English in Brazil

The article below talks about Brazilians’s English abilities. I find her arguments a little weak. I think that learning a language has to do with developing the right habits that help you to practice and continually improve and increase your knowledge. What’s your opinion?

Força, English Teachers!

So two EFL proficiency studies have recently been updated. These studies are performed by English companies. The companies test the English levels and abilities of non-native speakers in many different countries. Though each study has some flaws, their results are pretty consistent and they’re the only data available, so they can at least give us a general idea.

On one test , Brazil scored 5th worst out of 54 countries.
On another test , Brazil scored 7th worst out of 80 countries.

That means Brazilians have some of the least fluent English in the world, despite the fact that Brazil has the highest number of English schools per capita out of every country studied.


It’s not because Brazilians are stupid by any means — it’s because almost all teachers are non-native with no experience with native English. It’s because most English schools are strictly for-profit endeavors focused more on turnover and selling overpriced teaching materials than on, you know, actually teaching English. It’s because most teachers rely on outdated teaching methods that have been proven to be unsuccessful (Audiolingual method, anyone?). It’s because relatively few Brazilians have regular contact with native English speakers and fluent, natural English. (Movies and Rhianna songs don’t count.) It’s because quality textbooks are insanely overpriced and therefore inaccessible to most learners.

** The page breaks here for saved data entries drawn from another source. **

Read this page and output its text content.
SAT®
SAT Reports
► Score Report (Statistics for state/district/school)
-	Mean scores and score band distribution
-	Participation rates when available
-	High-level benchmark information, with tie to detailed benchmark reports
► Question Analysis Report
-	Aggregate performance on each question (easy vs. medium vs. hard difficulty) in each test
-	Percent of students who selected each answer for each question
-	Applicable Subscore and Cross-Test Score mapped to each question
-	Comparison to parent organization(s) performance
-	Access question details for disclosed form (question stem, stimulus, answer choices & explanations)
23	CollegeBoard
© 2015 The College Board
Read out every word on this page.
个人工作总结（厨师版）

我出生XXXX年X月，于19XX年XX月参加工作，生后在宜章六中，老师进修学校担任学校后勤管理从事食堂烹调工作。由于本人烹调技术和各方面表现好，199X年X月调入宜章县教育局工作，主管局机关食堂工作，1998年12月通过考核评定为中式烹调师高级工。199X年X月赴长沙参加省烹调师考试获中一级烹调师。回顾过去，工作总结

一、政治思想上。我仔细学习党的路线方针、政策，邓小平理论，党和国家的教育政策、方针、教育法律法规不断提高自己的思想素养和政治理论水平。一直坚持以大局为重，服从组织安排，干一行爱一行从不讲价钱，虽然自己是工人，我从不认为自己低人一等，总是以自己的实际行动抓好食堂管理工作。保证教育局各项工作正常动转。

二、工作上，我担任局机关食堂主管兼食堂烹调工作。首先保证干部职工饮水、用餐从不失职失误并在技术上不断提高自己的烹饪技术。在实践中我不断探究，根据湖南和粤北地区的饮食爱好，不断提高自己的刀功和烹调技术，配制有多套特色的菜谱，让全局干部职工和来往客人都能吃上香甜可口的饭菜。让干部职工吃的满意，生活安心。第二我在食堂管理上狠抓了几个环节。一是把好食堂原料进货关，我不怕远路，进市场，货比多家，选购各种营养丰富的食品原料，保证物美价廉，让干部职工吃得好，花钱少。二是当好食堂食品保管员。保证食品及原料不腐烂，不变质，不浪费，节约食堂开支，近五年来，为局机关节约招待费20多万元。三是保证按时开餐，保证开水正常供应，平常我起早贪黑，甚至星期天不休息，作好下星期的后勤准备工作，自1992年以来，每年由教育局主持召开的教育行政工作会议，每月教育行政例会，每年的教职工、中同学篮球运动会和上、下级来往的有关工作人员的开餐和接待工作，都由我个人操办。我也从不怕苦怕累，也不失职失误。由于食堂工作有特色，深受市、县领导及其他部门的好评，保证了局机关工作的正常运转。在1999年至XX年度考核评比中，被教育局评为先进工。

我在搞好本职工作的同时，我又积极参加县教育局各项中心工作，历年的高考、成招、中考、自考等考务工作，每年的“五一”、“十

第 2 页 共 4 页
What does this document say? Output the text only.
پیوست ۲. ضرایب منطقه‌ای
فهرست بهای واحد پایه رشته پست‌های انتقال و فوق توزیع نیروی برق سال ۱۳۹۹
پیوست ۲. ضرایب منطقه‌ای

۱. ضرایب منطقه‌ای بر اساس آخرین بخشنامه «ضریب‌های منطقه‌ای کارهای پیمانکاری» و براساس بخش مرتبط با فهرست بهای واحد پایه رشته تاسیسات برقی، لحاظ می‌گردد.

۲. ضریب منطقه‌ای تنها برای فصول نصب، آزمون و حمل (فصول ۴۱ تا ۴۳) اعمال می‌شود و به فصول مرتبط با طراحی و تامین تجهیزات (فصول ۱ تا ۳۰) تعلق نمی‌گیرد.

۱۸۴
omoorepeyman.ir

In my opinion, education is weak in the country in general, so as I’ve written before , even we trained teachers face challenges trying to use things like deduction and critical thinking skills to teach a foreign language. Other linguistics studies have proven 2 things: 1. that people who have more abilities (i.e., a bigger vocabulary and higher reading levels) in their first language have an easier time learning a second language; and 2. language abilities and mathematical abilities go hand in hand — kids who receive a good education in math have an easier time learning a second language, and vice versa. (That link I just posted above reaffirms what I wrote in that post that I linked to — it’s because both math and language learning rely on deduction!)

Anyway, these results are frustrating, but that’s just because they remind me about the frustrating aspects of my job. We English teachers here in Brazil certainly have our work cut out for us! Let’s hope these statistics improve sooner than later.


Key Terms…
  • weak ↔ fraco
  • has to do with ↔ tem a ver com
  • continually improve ↔ melhorar continuamente
  • knowledge ↔ conhecimento
  • So ↔ Então
  • updated ↔ atualizados
  • performed ↔ realizada
  • levels ↔ níveis
  • flaws ↔ falhas
  • scored ↔ marcou
  • of the least ↔ dos menos
  • despite ↔ apesar de
  • the highest ↔ a maior
  • out of every country studied ↔ de cada país estudado
  • strictly for-profit ↔ estritamente para fins lucrativos
  • endeavors ↔ empreendimentos
  • turnover ↔ volume de negócios (número de estudantes entrando e saindo)
  • overpriced ↔ caríssimo
  • rely on ↔ dependem de
  • outdated ↔ desatualizado, antiquado
  • insanely ↔ loucamente
  • weak ↔ fraco
  • trained teachers ↔ professores formados
  • critical thinking skills ↔ habilidades de pensamento crítico
  • higher reading levels ↔ níveis de leitura mais elevados
  • go hand in hand ↔ são relacionados, ocorrem paralelamente, são indissociáveis
  • have our work cut out for us ↔ temos um grande desafio
  • sooner than later ↔ logo (em vez de mais tarde)


go hand in hand são relacionados, ocorrem paralelamente, são indissociáveis
if two things go hand in hand, they exist together and are connected with each other
Crime usually goes hand in hand with poor economic conditions.
I thought ability in math and music were supposed to go hand in hand, but Tyler’s much better in music than math.
have our work cut out for us temos um grande desafio
To face a large task or project.
If he plans to translate all the idioms, he has his work cut out for him.
if you have your work cut out, you have something very difficult to do
We’re training a completely new team, so we’ve got our work cut out for us.
sooner than later logo (em vez de mais tarde)

sooner than later:

In the fairly near future; fairly soon.

My heart says sooner than later but my head says procrastination is more likely.  
He never seems to put pressure on himself to get things done sooner than later.